I get Bumgarner’s alarm over the opener concept. My own take on it is that the opener concept can work—if you need a stopgap when a member of your starting rotation is down with an injury (as Bumgarner has been for parts of the past two seasons) and you don’t have another option to bring you through six or seven innings without throwing your rotation more than slightly out of whack. In that situation why not try a bullpen game?*
At best you win a game, depending on whether your hitters are better than the other guys’ pitchers on the day. At worst, you may lose a game but you don’t have to reshuffle your rotation just yet. And while I certainly get that any manager wants nothing more than to get the best of his pitchers without exhausting them into uselessness when you really need them the most (like down the stretch, or in the postseason), I don’t know that I want the opener to become more than the periodic stopgap I enunciated above.

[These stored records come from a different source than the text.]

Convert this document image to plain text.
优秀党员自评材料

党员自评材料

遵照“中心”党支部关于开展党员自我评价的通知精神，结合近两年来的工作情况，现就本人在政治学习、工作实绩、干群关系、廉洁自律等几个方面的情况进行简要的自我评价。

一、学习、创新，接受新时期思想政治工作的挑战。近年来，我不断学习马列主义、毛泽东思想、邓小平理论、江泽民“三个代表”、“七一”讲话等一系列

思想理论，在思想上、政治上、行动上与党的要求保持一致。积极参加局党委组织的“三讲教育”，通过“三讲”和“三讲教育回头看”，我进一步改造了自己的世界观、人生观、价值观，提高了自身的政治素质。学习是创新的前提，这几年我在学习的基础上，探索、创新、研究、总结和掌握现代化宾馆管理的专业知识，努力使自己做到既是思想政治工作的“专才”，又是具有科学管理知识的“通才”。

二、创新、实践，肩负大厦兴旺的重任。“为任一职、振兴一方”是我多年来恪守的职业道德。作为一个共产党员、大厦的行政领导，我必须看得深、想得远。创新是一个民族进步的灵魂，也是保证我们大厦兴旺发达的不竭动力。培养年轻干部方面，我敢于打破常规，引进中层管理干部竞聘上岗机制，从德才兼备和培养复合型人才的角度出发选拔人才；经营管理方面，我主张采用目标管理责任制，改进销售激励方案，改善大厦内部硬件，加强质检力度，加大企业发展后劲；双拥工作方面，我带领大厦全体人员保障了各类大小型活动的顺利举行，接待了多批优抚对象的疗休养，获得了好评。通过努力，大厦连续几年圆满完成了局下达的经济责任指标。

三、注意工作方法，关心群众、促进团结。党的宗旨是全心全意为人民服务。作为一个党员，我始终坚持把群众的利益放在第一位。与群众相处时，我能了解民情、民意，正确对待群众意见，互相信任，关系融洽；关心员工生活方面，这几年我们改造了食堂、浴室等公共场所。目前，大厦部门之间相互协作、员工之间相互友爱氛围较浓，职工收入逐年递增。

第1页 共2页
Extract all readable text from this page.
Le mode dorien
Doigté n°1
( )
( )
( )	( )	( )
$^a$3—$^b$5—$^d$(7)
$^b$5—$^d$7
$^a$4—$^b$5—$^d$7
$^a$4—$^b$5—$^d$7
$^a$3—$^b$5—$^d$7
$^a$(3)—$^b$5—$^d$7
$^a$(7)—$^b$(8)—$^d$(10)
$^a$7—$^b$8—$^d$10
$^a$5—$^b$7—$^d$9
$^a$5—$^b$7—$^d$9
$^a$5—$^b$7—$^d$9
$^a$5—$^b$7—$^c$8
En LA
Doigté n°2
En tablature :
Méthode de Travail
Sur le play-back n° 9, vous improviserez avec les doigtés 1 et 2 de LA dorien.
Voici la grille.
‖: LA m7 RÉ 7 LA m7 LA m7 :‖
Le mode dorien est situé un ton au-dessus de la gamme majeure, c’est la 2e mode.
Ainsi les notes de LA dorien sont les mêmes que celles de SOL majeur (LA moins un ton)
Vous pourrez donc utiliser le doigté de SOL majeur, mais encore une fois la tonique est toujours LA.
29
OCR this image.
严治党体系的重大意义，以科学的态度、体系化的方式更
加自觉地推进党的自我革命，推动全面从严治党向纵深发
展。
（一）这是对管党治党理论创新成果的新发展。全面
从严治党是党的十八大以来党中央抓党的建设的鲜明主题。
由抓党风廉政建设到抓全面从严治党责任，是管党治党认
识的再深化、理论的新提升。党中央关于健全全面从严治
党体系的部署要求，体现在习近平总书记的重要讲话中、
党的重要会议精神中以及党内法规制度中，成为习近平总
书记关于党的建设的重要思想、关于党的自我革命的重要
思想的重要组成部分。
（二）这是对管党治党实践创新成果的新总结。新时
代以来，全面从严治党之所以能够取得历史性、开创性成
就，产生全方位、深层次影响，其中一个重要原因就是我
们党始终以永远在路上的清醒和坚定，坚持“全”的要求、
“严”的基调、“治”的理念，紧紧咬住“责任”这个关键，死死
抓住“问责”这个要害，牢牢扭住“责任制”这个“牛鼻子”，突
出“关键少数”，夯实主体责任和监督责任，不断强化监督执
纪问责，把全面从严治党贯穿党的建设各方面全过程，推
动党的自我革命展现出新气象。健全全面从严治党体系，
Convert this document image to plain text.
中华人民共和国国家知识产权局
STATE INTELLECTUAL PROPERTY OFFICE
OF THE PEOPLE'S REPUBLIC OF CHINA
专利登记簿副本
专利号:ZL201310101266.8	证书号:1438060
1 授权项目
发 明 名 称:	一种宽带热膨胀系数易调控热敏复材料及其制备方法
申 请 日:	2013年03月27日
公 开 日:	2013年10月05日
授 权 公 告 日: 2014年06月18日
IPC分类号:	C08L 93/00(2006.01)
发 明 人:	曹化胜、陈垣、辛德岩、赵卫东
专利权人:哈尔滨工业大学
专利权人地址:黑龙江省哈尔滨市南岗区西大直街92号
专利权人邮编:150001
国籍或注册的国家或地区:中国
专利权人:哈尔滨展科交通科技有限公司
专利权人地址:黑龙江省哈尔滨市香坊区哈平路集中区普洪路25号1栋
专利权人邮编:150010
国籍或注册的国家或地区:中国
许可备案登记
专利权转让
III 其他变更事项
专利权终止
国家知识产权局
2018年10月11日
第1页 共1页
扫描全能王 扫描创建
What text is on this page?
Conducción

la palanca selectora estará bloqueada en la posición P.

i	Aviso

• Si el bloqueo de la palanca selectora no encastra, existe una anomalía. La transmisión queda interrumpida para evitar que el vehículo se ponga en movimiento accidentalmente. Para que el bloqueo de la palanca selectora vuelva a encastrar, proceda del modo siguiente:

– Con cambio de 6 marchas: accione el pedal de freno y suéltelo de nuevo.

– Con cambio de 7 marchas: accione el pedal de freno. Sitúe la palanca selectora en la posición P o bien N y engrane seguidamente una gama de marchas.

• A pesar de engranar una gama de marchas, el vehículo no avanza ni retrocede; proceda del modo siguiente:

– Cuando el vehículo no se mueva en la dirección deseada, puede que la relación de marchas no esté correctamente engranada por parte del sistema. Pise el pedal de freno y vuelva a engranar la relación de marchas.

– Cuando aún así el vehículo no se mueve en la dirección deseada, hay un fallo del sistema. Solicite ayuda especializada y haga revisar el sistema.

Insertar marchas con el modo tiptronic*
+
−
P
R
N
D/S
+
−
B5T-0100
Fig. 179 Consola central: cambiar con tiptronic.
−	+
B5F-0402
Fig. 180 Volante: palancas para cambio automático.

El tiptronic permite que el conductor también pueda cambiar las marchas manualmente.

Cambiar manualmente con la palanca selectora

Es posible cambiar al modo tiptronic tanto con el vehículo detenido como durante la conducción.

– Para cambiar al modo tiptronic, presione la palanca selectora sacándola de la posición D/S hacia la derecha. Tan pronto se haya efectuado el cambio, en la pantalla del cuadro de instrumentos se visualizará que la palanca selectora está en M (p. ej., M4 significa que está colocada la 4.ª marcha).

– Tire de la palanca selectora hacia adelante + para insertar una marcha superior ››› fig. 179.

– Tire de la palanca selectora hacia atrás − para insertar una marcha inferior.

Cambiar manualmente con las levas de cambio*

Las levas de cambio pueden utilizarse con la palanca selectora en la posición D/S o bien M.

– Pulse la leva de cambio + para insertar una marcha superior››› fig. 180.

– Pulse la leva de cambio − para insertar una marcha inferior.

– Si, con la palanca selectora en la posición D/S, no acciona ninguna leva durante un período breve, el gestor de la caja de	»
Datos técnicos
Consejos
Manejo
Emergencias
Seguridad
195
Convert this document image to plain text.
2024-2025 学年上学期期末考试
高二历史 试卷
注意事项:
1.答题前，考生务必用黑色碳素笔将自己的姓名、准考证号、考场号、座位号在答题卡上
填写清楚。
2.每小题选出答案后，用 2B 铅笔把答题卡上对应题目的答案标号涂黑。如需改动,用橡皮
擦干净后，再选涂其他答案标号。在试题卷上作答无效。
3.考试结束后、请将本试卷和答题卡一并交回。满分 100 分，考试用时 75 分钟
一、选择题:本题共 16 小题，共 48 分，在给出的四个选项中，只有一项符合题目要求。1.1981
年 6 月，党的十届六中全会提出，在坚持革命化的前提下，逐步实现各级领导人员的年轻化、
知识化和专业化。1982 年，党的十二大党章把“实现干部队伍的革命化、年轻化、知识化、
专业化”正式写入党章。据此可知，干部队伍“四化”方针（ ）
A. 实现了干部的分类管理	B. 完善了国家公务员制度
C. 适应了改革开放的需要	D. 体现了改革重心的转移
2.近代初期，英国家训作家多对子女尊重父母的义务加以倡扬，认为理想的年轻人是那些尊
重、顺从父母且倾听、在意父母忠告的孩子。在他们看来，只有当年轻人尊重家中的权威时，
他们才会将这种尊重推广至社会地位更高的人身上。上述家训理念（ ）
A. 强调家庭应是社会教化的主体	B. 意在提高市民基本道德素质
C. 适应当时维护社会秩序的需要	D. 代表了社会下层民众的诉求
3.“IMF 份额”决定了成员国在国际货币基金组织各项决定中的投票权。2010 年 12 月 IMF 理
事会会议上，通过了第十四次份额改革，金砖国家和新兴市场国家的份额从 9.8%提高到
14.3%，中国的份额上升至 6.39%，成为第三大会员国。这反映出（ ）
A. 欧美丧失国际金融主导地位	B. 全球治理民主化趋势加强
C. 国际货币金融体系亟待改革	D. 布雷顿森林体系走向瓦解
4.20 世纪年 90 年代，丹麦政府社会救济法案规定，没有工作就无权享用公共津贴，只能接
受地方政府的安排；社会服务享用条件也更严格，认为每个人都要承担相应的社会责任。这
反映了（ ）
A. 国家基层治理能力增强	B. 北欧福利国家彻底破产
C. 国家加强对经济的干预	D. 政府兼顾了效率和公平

Bumgarner could and should have found a better or at least less defiant way to express his distaste for the opener concept. He might have said, simply, that it isn’t as healthy for the game, not to mention such established or future starting pitchers as himself, as its supporters think, and those who think he’s too alarmist might have said so and initiated a vigorous but healthy debate. And since when is baseball allergic to vigorous and healthy debate?
But if the Giants decide not to find the nearest available rail on which to run Bumgarner out of town for the text he did send his manager, MadBum should thank God in whichever form the lefthander prays to Him that he’s built enough good will to get away with it.
And, for the fact that this isn’t 1980, and . . . well, try to imagine how Whitey Herzog—who’d have run through a hailstorm of artillery for his players otherwise**—would have answered a text like that. “Bumgarner to the Mets for three live bodies and a box of balls . . . ” would not have been an unrealistic if slightly surprising headline.
* The bullpenning concept isn’t as recent or radical as you think. The St. Louis Browns actually tried it, first and at its possible greatest extreme, for the final game of a dismal 1949 season. (And weren’t most Browns seasons dismal, anyway?)
For the final game, against the White Sox in St. Louis, Browns starting pitcher Ned Garver pitched the first. Then a different Browns pitcher—including their entire starting rotation otherwise—pitched an inning each: following Garver, it was Joe Ostrowski, Cliff Fannin, Tom Ferrick, Karl Drews, Bill Kennedy, Al Papai, Red Embree, and Dick Starr. The Browns’ pitching that day surrendered four runs only one of which was earned. Kennedy was tagged with the loss after surrendering three in the sixth. The White Sox won, 4-3.
And Garver eventually revealed it was the brainchild of the Browns’ players; considering they’d already lost 100 games, they probably felt they had nothing to lose by trying something out of the left field bullpen.
Not to worry, Garver didn’t have to wait long before making his own kind of baseball history: after the 1951 season, during which he was a 20-game winner for the last-place Browns, Garver would be part of the most unheard-of Most Valuable Player Award vote in the game’s history to that point: he, Hall of Fame Yankee catcher Yogi Berra, and Yankee pitcher Allie Reynolds tied three ways for first-place MVP votes. (Berra won the award by way of earning more votes down the ballot than Garver and Reynolds, the first of Yogi’s three MVPs.)
** Anyone who says a team just can’t remake/remodel itself without downright tanking ought to take a very close look at how Whitey Herzog remade/remodeled the Cardinals into a World Series champion in just one sixteen-month period between 1980 and 1982.